Naomi Schaeffer Riley, who wrote No Way To Treat A Child; and Sarah Font, associate professor at Penn State, tell the story of a three-year-old boy in North Carolina whose placement was determined by skin color. With the stroke of a judge’s pen, “T,” a pseudonym for the child, will likely become one more black child lost in endless foster care, when he could have been adopted into a lasting, loving family. 

Since the time T was a few days old, he was cared for by licensed foster care parents Scott and Ginger Rhoads. His biological mother had a history of maltreatment, and when she failed to visit him for over a year, she fulfilled the state’s requirement for abandonment.  Still, the state tried for over two years to reunify him with his mother. Once the DSS attorney and the guardian ad litem moved to an adoption plan, the Rhoads family stood ready to welcome him permanently into their family, the only one he had ever known. 

Then the accusations began. Mrs. Rhoads, a licensed cosmetologist, asked to trim the child’s hair. She was criticized for being culturally insensitive. The guardian ad litem accused them of giving him an “uppity” nickname. She also testified in court that T should be in a home with people who “understood his plight” as a “black male in America.” Foster parents are not allowed to refute accusations brought up against them in court.   

In short, the same family the state deemed worthy to provide almost two and a half years of care for T was not allowed to adopt him because he had a different skin color than theirs.  With just 24 hours notice, Guilford County DHHS removed T and placed him in the foster home of a black single woman he had never met.   

North Carolina has nearly a 14% gap between white and Hispanic children who are reunited with family, or adopted, compared to black children in our state. Family courts are choosing indefinite, race-based foster care for black children, denying many of them their best chance to be part of a safe, loving, and lasting home. Foster-care families complain that they are “placeholders” until the state can find a race match. And foster-care children like T suffer broken attachment bonds that often affect them for life.  

How has racism invaded North Carolina family courts with impunity? North Carolina is one of nine states that are county run, which in some cases has allowed activist judges, GALs, and social workers to work together to flaunt the federal law that prohibits race-matching.   

The impetus behind race-matching is the underlying bias that only black parents can raise a black child. Trans-racial adoption is framed as an instrument of oppression, especially among social workers and lawyers. The research available, though, shows similar outcomes for children, whether adopted in or outside their race. Adoption has long been the clear, preferable choice over rotating foster-care homes.  

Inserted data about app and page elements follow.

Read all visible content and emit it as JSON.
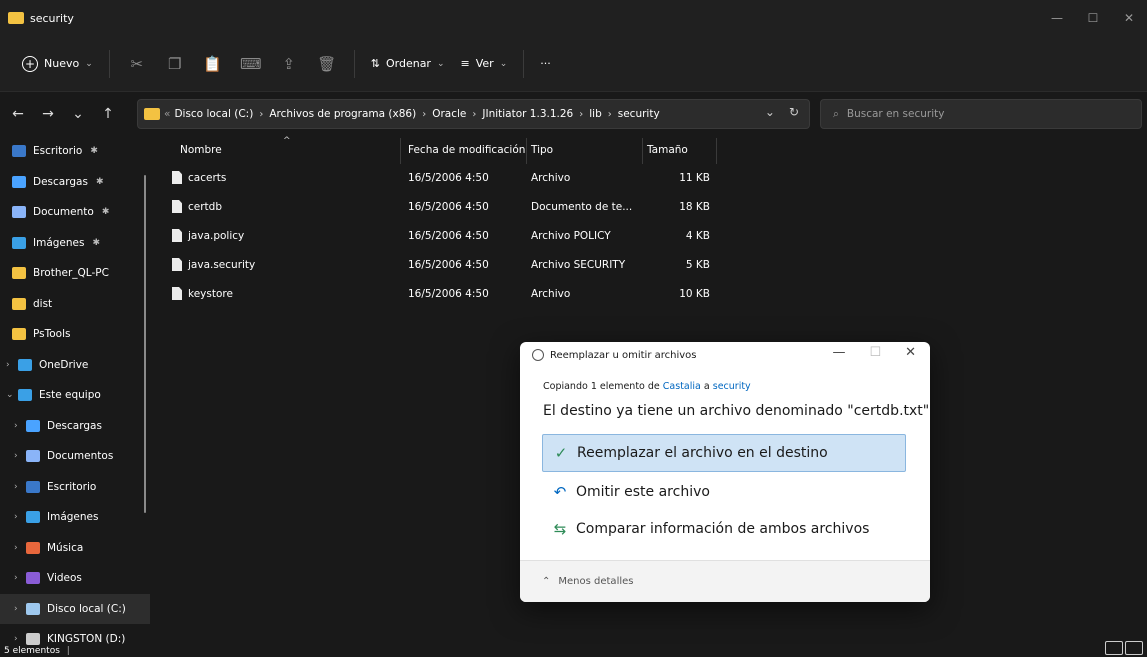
{
  "window": {
    "title": "security"
  },
  "toolbar": {
    "new_label": "Nuevo",
    "sort_label": "Ordenar",
    "view_label": "Ver",
    "more_label": "···"
  },
  "address": {
    "breadcrumb": [
      "Disco local (C:)",
      "Archivos de programa (x86)",
      "Oracle",
      "JInitiator 1.3.1.26",
      "lib",
      "security"
    ],
    "overflow": "«"
  },
  "search": {
    "placeholder": "Buscar en security"
  },
  "sidebar": {
    "items": [
      {
        "label": "Escritorio",
        "icon": "desktop-icon",
        "color": "#3a78c9",
        "pinned": true
      },
      {
        "label": "Descargas",
        "icon": "download-icon",
        "color": "#4aa3ff",
        "pinned": true
      },
      {
        "label": "Documento",
        "icon": "documents-icon",
        "color": "#8ab4f8",
        "pinned": true
      },
      {
        "label": "Imágenes",
        "icon": "pictures-icon",
        "color": "#3aa0e6",
        "pinned": true
      },
      {
        "label": "Brother_QL-PC",
        "icon": "folder-icon",
        "color": "#f3c242"
      },
      {
        "label": "dist",
        "icon": "folder-icon",
        "color": "#f3c242"
      },
      {
        "label": "PsTools",
        "icon": "folder-icon",
        "color": "#f3c242"
      },
      {
        "label": "OneDrive",
        "icon": "cloud-icon",
        "color": "#3aa0e6",
        "chevron": ">"
      },
      {
        "label": "Este equipo",
        "icon": "pc-icon",
        "color": "#3aa0e6",
        "chevron": "v"
      },
      {
        "label": "Descargas",
        "icon": "download-icon",
        "color": "#4aa3ff",
        "chevron": ">"
      },
      {
        "label": "Documentos",
        "icon": "documents-icon",
        "color": "#8ab4f8",
        "chevron": ">"
      },
      {
        "label": "Escritorio",
        "icon": "desktop-icon",
        "color": "#3a78c9",
        "chevron": ">"
      },
      {
        "label": "Imágenes",
        "icon": "pictures-icon",
        "color": "#3aa0e6",
        "chevron": ">"
      },
      {
        "label": "Música",
        "icon": "music-icon",
        "color": "#e8673c",
        "chevron": ">"
      },
      {
        "label": "Videos",
        "icon": "videos-icon",
        "color": "#8a5cd6",
        "chevron": ">"
      },
      {
        "label": "Disco local (C:)",
        "icon": "drive-icon",
        "color": "#9ec8ee",
        "chevron": ">",
        "selected": true
      },
      {
        "label": "KINGSTON (D:)",
        "icon": "usb-drive-icon",
        "color": "#cccccc",
        "chevron": ">"
      }
    ]
  },
  "columns": {
    "name": "Nombre",
    "modified": "Fecha de modificación",
    "type": "Tipo",
    "size": "Tamaño"
  },
  "files": [
    {
      "name": "cacerts",
      "modified": "16/5/2006 4:50",
      "type": "Archivo",
      "size": "11 KB"
    },
    {
      "name": "certdb",
      "modified": "16/5/2006 4:50",
      "type": "Documento de te...",
      "size": "18 KB"
    },
    {
      "name": "java.policy",
      "modified": "16/5/2006 4:50",
      "type": "Archivo POLICY",
      "size": "4 KB"
    },
    {
      "name": "java.security",
      "modified": "16/5/2006 4:50",
      "type": "Archivo SECURITY",
      "size": "5 KB"
    },
    {
      "name": "keystore",
      "modified": "16/5/2006 4:50",
      "type": "Archivo",
      "size": "10 KB"
    }
  ],
  "status": {
    "count": "5 elementos"
  },
  "dialog": {
    "title": "Reemplazar u omitir archivos",
    "copy_prefix": "Copiando 1 elemento de",
    "copy_source": "Castalia",
    "copy_mid": "a",
    "copy_dest": "security",
    "heading": "El destino ya tiene un archivo denominado \"certdb.txt\"",
    "option_replace": "Reemplazar el archivo en el destino",
    "option_skip": "Omitir este archivo",
    "option_compare": "Comparar información de ambos archivos",
    "footer": "Menos detalles"
  },
  "colors": {
    "accent": "#0067c0",
    "folder": "#f3c242",
    "selection": "#cfe3f5",
    "check": "#2e8b57"
  }
}
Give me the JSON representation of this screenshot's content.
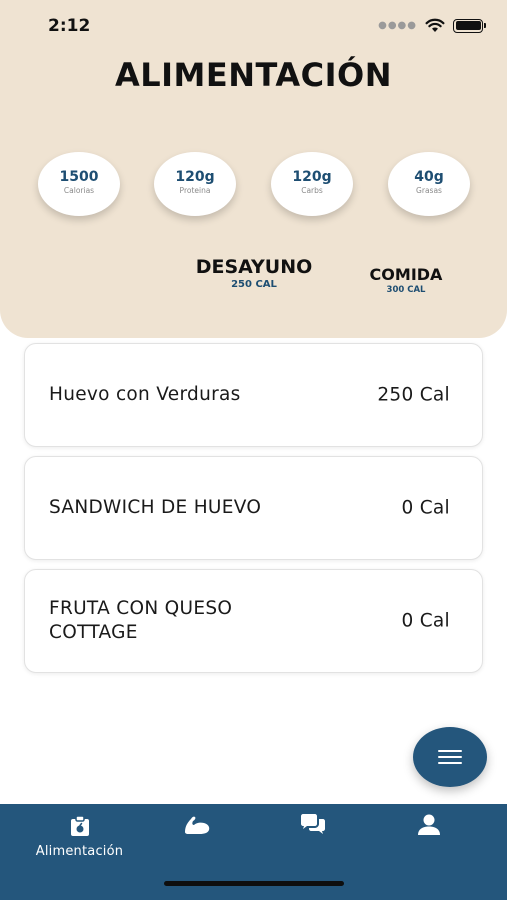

Here’s one place where every party concerned with vulnerable children in North Carolina agrees: use all available resources to find blood relatives quickly who are willing to foster and adopt a child in need. But don’t surface two years later an aunt in Minneapolis who might give it a try. If the state of North Carolina wants to care for at-risk children intelligently, we must work to get them in a family they can count on in a timely manner — regardless of skin color.